Telco and network APIs are the latest hope of the industry to revitalise itself and give it a play in the developer economy. McKinsey,commissioned by the GSMA, has said that operators might be able to “unlock” an additional $300 bllion.
The idea is that telcos expose business and network capabilities so that developers can build them into applications and services. The GSMA said on the first morning of MWC24 that a year after launching its Open Gateway, 47 operators have now signed up. Of those, 40 operators have made a combined 94 APIs available commercially in 21 countries.
So what does network API exposure look like? On the exhibition floor at MWC, several operators lined up network API demos. APIs can be access direct from an operator’s developer portal, from a wholesaler like Infobip, or from a partner marketplace like AWS or Vonage.
Sony and DT are showing how live broadcast productions could take advantage of the Quality on Demand API to ensure that the dynamically chosen “main” camera on a live broadcast is always equipped with the best quality link.

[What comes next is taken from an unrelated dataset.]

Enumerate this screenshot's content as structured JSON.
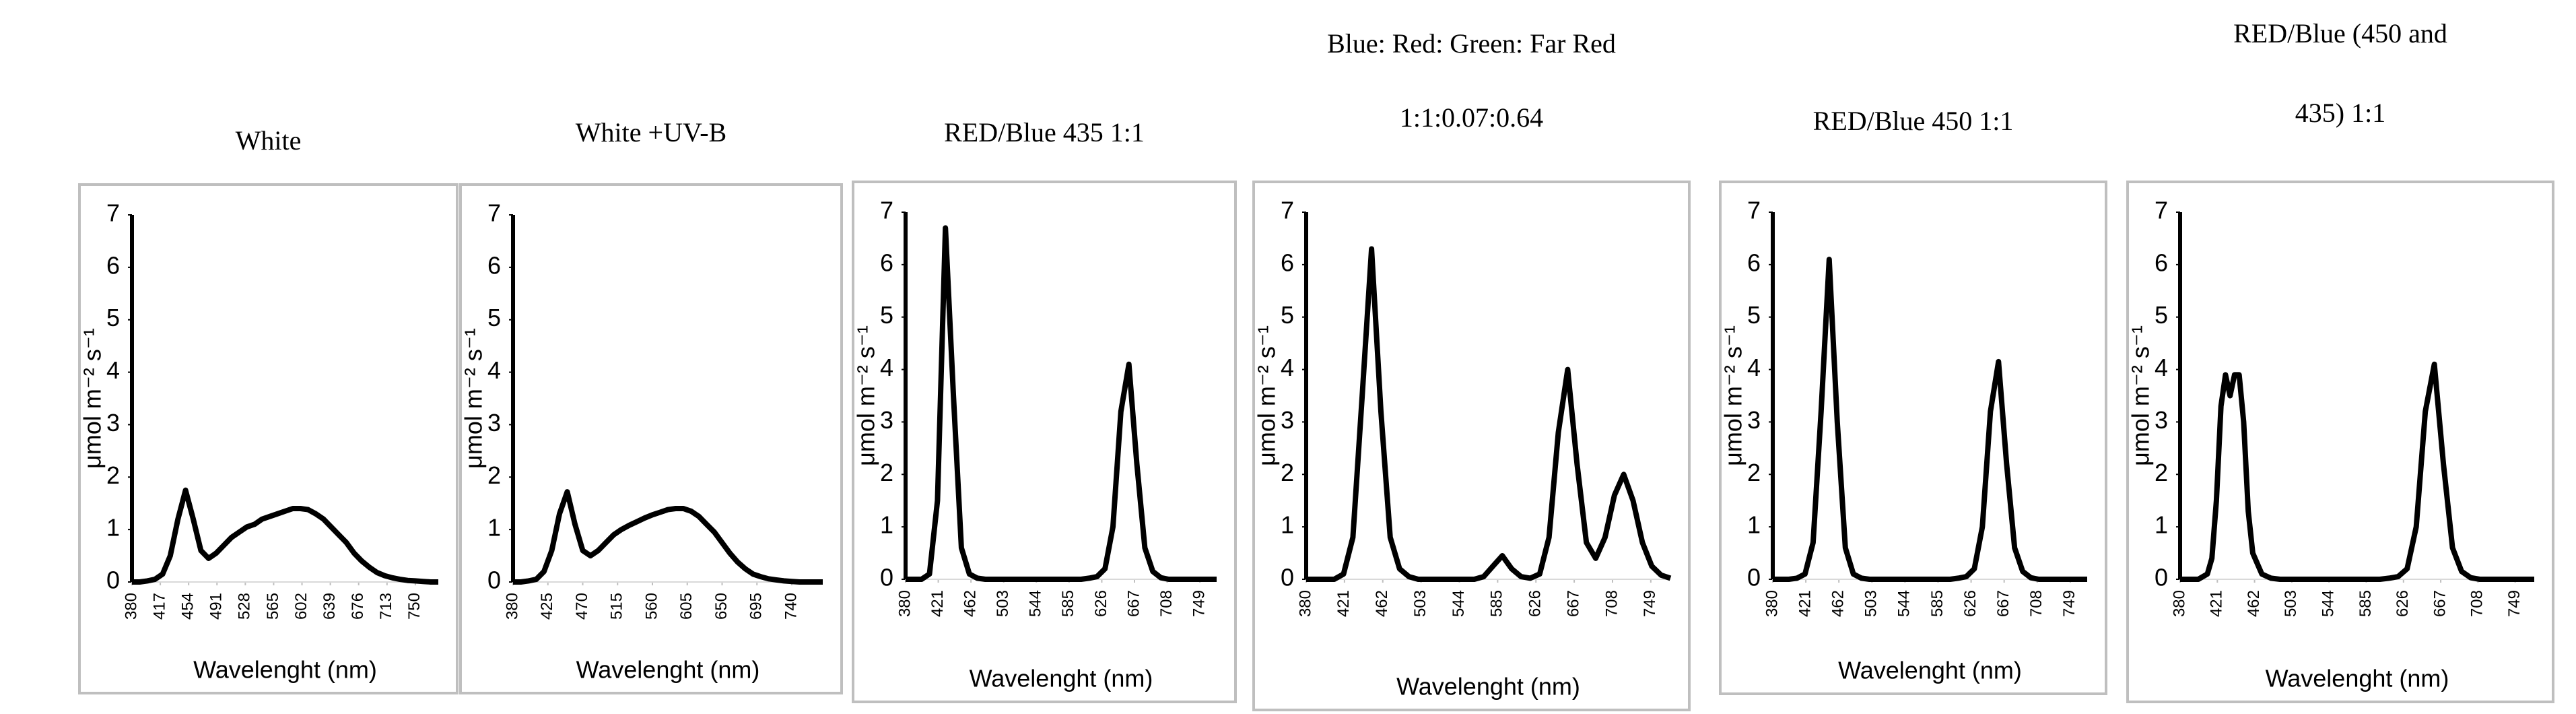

Orange is showing commercially live services – number verification and SIM Swap detection use cases for retailers. This acts like a decentralised digital id for a customer to use their phone for payment, with Orange receiving an API call to check the number against the user ID,and perform a SIM Swap check – making sure that the SIM has not been recently stolen and swapped. In Spain, Telefonica and Vodafone are offering exactly the same APIs, meaning that developers can access the same API to verify customer ID for transactions, independent of who the customer’s service provider is. Orange is already working with Vonage and it said that Azure is about to become a live partner too – it’s currently in testing.
Another Orange demo was a customer location API –using a network cell-ID location signifier showing that two devices are in proximity with each other – i.e. where they should be when a sale is being made. This is a way around GPS spoofing when a business needs to verify the location of a customer or asset. This is still a lab trial and the location sensitivity is deliberately set to a 2km radius to protect customer privacy.
Perhaps the most intriguing was a Network Aware Services API demo that Vodafone was running. This is a lab trial run with VMWare’s near real time Radio Intelligent Controller (RIC). It envisaged a cell capacity being maxed out by users streaming video. In such instances, the video provider is unaware, and continues to keep trying to serve hi def video to all users, and sending what is known as pre-fetch content, which continues to congest cell capacity.
The idea is that a developer can choose to subscribe to APIs from the RIC that carry certain information, and can then set parameters that will trigger actions such as downrating the definition of the video, or changing the codec.
Vodafone said it there had been some contact with Meta and Netflix but there has been no formal use of its APIs in trials by any of the big content or social media providers.
GSMA press release
These demos are just scratching the surface. A release from the GSMA had a long list of API launches including:
- Four Sri Lankan operators who have launched three APIs on a single operator platform providing robust authentication to secure customer online transactions;
- Three Brazilian operators who have launched three APIs to combat fraud;
- Three Spanish operators who have announced the launch of two anti-fraud APIs, working with online retailers;
- Four Indonesian operators who launched three APIs to improve online security and customer experience; and
- Three South African operators who are combatting fraud and digital identity theft in sectors including banking, finance, insurance, and retail through two new APIs.
- Three German operators who have today made two APIs available to help app developers and enterprises tackle online fraud and protect the digital identities of mobile customers.